Celebrated sociologist Zygmunt Bauman passes away; artists, curators and critics set to strike in protest against Trump inauguration

Sociologist Zygmunt Bauman (1925-2017) attending the European Culture Congress, 2011,  Wroclaw, Poland. Photograph: M. Oliva Soto

Sociologist Zygmunt Bauman (1925-2017) attending the European Culture Congress, 2011,  Wroclaw, Poland. Photograph: M. Oliva Soto

  • Zygmunt Bauman, one of the most prominent European sociologists of recent generations, has passed away at the age of 91. Bauman’s extensive catalogue of writing explores concepts such as the fluidity of identity in the modern world, the Holocaust, contemporary consumerism and globalization, and is collected within over 50 books and hundreds of essays. Throughout his life, Bauman was presented with numerous awards, including the European Amalfi Prize for Sociology (1992), the Theodor W. Adorno Award (1998), and the Prince of Asturias Award (2010). Bauman was born in Poznań, Poland, in 1925, and died on 9 January at his home in Leeds, UK.
     
  • A host of international artists, curators and critics are calling on workers operating within the cultural sector to down tools on 20 January as part of #J20 Art Strike, an organized protest against the inauguration of President-elect Donald Trump. An official statement, which was circulated at the end of last week, reads: ‘This call concerns more than the art field. It is made in solidarity with the nation-wide demand that on January 20 and beyond, business should not proceed as usual in any realm.’ #J20 is undersigned by an extensive group of artists including Barbara Kruger, Walid Raad, Joan Jonas, and Julie Mehretu, as well as a number of leading critics and writers such as Hilton Als, Negar Azimi, and Chris Kraus.
     
  • The students, staff and alumni of London’s Central Saint Martins have established a temporary art school within Tate Modern’s new wing, the Switch House, in an attempt to draw attention to the funding cuts that are ‘currently threatening arts education’, and to remind the public ‘what resistance we can offer’. As Gareth Harris at The Art Newspaper reports, the project, which will feature workshops, lectures and open classes, is part of a longer campaign calling for the government to include art and other creative subjects in the English Baccalaureate (EBacc).
     
  • New York organisation the College Art Association has announced the recipients and finalists of its 2017 Awards for Distinction, which recognise outstanding achievements in the fields of art, art history, fiction, curating and criticism.

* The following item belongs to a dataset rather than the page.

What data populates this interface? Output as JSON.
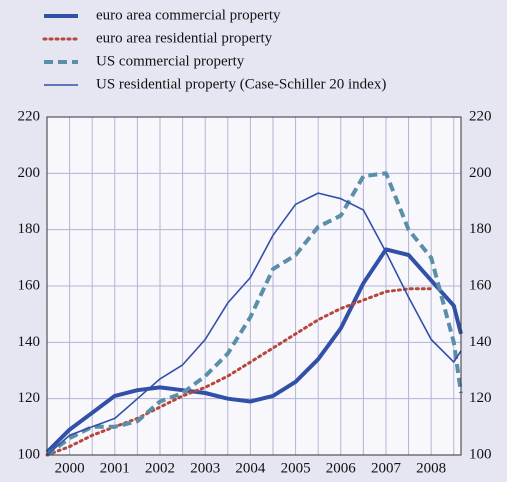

This year’s list includes Kerry James Marshall (Artist Award for Distinguished Body of Work), Faith Ringgold (Distinguished Artist Award for Lifetime Achievement), and a number of writers and editors including Ruth Fine, Laura U. Marks, and Kishwar Rizvi.
     
  • Laurie Anderson and Lawrence Weiner are amongst the recipients of the 2017 Wolf Prize, an annual award first established in Israel to recognise exceptional work across the fields of chemistry, mathematics, physics, medicine and the arts. The prizes – five grants of USD$100,000, which this year will be will be divided between eight recipients – will be presented in June by Israeli President Reuven Rivlin.